Melissa flushed. “I’m not contradicting myself. You do need to think about those things. I guess I hate to see you down, that’s all. And all because Michael showed up this morning with a girl.”

“It just made me realize how I get focused on one thing and forget about everything else.”

“That’s not true. You’re just loyal.”

“I’m a dope,” Jory corrected.

“Well when school starts, something or someone will come along and make you happy again.”

Jory saw Melissa’s hand resting against the seat. It was thin and pale, and it reminded Jory of her best friend’s battle against cancer. Again, the
unfairness of life smacked her conscience. “So help me dedicate this year to ‘finding myself.’ Okay?”

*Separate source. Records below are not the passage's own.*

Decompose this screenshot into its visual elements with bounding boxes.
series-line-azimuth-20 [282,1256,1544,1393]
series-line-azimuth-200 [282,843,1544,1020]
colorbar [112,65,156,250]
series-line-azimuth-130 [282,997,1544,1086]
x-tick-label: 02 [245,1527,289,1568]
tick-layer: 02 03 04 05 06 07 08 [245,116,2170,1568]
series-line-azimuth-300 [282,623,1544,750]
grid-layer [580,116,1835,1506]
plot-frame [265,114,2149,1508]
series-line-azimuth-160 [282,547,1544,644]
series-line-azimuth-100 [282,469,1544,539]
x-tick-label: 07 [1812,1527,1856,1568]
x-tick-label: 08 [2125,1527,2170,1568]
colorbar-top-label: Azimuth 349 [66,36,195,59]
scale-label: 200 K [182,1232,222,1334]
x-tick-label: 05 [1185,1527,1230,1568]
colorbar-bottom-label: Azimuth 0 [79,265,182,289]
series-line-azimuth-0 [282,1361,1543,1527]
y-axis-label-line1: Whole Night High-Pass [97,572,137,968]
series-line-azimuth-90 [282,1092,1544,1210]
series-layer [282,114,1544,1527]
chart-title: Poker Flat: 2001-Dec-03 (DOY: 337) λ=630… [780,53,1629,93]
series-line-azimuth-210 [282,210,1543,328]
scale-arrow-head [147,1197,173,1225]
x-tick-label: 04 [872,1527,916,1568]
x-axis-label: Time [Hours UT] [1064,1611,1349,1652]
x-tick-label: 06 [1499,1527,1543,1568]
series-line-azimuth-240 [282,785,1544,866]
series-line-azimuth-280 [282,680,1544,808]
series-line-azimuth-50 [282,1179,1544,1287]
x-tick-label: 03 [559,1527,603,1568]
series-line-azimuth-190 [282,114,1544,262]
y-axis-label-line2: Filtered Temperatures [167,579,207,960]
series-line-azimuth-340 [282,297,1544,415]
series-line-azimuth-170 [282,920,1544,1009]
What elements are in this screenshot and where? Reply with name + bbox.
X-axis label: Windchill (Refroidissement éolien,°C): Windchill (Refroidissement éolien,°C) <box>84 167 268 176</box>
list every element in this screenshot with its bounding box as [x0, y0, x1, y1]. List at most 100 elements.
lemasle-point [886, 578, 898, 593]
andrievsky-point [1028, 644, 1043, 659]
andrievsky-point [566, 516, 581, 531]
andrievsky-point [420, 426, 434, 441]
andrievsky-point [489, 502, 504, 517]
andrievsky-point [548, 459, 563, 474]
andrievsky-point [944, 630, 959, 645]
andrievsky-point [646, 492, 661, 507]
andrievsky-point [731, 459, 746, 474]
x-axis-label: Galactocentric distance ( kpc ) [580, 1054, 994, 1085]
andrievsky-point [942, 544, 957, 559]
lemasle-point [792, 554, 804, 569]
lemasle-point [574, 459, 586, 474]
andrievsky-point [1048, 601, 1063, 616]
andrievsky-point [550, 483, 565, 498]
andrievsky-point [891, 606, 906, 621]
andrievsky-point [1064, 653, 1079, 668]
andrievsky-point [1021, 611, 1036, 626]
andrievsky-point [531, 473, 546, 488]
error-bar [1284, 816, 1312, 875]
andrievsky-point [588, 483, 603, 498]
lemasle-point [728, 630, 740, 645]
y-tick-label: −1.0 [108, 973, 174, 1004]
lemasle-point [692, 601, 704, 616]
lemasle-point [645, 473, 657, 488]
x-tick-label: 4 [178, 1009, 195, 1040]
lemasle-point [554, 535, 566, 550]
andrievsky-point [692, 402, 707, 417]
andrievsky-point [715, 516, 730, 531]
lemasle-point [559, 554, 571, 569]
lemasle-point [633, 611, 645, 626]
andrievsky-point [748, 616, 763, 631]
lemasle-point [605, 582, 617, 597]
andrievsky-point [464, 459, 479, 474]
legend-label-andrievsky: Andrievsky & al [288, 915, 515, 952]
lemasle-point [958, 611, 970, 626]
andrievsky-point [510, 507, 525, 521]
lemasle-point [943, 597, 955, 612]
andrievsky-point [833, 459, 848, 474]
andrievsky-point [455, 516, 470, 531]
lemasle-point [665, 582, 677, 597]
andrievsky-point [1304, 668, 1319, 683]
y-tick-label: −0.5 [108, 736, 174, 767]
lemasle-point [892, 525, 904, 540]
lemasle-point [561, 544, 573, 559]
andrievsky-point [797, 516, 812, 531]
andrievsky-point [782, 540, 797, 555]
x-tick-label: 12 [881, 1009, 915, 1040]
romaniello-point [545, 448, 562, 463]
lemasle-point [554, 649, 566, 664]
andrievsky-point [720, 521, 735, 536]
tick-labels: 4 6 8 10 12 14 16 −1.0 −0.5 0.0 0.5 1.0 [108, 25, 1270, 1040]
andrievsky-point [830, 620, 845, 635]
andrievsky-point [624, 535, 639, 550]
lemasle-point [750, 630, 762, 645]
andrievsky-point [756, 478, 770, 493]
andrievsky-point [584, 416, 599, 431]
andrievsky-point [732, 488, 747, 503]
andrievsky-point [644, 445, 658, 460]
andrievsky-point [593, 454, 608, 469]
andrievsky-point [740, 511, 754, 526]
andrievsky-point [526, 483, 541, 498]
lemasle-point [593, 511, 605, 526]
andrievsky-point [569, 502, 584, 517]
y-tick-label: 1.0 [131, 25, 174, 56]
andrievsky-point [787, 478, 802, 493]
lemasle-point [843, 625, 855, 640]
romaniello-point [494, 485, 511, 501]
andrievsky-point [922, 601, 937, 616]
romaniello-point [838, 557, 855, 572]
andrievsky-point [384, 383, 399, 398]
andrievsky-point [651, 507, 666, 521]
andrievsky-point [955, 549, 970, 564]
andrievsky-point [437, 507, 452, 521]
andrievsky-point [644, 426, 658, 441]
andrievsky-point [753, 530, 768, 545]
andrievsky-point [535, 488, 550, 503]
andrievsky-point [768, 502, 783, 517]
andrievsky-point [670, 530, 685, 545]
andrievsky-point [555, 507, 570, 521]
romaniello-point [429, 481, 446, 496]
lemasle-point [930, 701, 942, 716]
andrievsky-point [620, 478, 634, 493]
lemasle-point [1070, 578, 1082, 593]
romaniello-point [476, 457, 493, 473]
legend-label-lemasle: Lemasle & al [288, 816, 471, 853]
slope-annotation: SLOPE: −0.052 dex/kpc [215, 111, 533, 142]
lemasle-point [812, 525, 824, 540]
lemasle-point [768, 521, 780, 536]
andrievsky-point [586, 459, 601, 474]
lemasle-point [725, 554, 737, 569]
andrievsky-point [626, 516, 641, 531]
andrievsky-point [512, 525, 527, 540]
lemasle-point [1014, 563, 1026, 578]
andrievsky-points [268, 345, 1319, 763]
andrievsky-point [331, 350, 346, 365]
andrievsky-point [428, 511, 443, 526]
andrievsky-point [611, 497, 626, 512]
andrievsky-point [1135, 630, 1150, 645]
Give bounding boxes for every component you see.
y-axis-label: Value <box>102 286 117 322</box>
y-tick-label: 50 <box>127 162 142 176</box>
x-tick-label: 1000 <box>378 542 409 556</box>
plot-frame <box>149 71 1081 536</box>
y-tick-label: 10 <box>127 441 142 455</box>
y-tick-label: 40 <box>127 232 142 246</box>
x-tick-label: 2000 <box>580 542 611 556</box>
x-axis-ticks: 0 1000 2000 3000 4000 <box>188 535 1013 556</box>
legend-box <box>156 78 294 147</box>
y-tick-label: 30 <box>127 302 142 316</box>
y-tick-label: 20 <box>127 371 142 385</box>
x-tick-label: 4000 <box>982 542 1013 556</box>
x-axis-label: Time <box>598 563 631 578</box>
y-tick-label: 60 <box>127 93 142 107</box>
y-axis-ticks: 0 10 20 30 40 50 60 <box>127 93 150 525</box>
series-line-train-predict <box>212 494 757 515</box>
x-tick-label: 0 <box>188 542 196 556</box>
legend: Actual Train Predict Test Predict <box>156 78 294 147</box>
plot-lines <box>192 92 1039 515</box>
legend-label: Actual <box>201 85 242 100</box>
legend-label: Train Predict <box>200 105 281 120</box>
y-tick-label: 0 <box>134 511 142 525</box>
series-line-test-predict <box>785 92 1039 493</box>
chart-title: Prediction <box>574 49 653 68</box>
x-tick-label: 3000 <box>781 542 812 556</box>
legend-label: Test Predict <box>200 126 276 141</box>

Melissa poked Jory’s shoulder. “Only if you smile and tell me you haven’t given up on Michael.”

“But you’re
always
after me to give up on Michael.”

“I’ve changed my mind. Beth doesn’t deserve him.”

Jory slowed the car, taking an exit back toward north Tampa. “And you say I’m fickle,” she said. “Now that Brad’s graduated and Ric’s out of the picture, what’s Melissa going to do with her libido?”

“Absolutely nothing,” Melissa said. “I told you, it’s books and studying for me. College scholarships are my only true loves.”

Jory shook her head. “Which brings us full circle. Melissa chasing substance … Jory chasing rainbows.”

Melissa squeezed Jory’s arm. “Chase the rainbows for both of us.”